2010/7/28 Jack Luo <jluo.rh...@gmail.com>

> Pau,
>
> Sorry for getting back to you for this again. I am getting confused about
> your interpretation of 3). It is obvious from your code that increasing C
> results in* smaller *number of SVs, this seems to contradict with your
> interpretation " * Increasing the value of C (...) forces the creation of
> a more accurate model.* A more accurate model is done my adding more SV".
> In addition, I got to know that the number of SVs increases with C
> decreasing is because there are many bounded SVs (whose alpha = C, remember
> 0 < alpha <= C), those SVs with alpha smaller than C is called free SVs.

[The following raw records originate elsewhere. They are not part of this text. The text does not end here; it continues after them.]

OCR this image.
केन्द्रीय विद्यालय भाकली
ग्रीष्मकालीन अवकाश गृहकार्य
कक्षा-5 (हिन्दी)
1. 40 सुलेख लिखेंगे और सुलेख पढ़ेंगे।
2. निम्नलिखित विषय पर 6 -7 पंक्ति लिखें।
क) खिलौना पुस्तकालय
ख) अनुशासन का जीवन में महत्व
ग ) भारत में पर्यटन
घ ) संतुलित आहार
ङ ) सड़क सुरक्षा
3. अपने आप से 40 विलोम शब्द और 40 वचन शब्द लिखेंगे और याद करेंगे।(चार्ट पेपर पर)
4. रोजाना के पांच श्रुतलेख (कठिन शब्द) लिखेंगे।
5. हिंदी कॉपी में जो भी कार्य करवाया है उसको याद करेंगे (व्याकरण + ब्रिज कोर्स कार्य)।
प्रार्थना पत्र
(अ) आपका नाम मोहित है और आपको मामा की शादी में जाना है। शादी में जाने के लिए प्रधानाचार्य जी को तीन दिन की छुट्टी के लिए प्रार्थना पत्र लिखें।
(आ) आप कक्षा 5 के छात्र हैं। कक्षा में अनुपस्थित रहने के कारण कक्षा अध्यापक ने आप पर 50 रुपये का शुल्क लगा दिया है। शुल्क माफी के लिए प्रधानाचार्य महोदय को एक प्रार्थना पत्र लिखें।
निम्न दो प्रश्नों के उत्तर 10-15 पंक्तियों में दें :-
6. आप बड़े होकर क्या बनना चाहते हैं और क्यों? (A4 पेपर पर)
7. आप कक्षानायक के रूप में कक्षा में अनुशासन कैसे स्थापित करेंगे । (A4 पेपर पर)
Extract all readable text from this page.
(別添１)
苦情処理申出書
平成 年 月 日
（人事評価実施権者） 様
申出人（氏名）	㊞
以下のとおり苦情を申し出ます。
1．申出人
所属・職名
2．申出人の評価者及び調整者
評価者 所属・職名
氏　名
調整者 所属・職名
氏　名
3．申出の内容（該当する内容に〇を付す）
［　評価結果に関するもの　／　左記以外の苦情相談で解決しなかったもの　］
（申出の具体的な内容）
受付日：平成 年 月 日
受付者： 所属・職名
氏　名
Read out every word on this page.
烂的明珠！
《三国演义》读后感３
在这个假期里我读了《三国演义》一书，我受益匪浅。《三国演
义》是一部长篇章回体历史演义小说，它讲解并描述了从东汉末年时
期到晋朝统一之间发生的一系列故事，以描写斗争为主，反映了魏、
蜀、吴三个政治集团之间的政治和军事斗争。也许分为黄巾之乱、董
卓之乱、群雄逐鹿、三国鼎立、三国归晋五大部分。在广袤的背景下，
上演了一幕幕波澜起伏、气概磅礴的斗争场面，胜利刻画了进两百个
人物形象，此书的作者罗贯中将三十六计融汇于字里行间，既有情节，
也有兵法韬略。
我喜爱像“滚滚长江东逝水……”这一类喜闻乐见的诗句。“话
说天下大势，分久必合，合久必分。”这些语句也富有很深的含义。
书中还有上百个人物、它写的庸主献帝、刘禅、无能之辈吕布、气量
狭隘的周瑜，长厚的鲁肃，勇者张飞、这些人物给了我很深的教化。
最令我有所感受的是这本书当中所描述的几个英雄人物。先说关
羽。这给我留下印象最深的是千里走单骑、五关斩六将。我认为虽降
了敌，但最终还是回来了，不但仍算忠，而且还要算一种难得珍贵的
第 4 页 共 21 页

> Here is another question: is the complexity of the boundary determined by
> number of total SVs (bounded SV + free SV) or free SVs only?
>
> Thanks a bunch,
>
> -Jack
>
>
> On Thu, Jul 15, 2010 at 4:17 AM, Pau Carrio Gaspar <paucar...@gmail.com>wrote:
>
>> Hi Jack,
>>
>> to 1) and 2) there are telling you the same. I recommend you to read the
>> first sections of the article it is very well writen and clear. There you
>> will read about duality.
>>
>> to 3) I interpret the scatter plot so: * Increasing the value of C (...)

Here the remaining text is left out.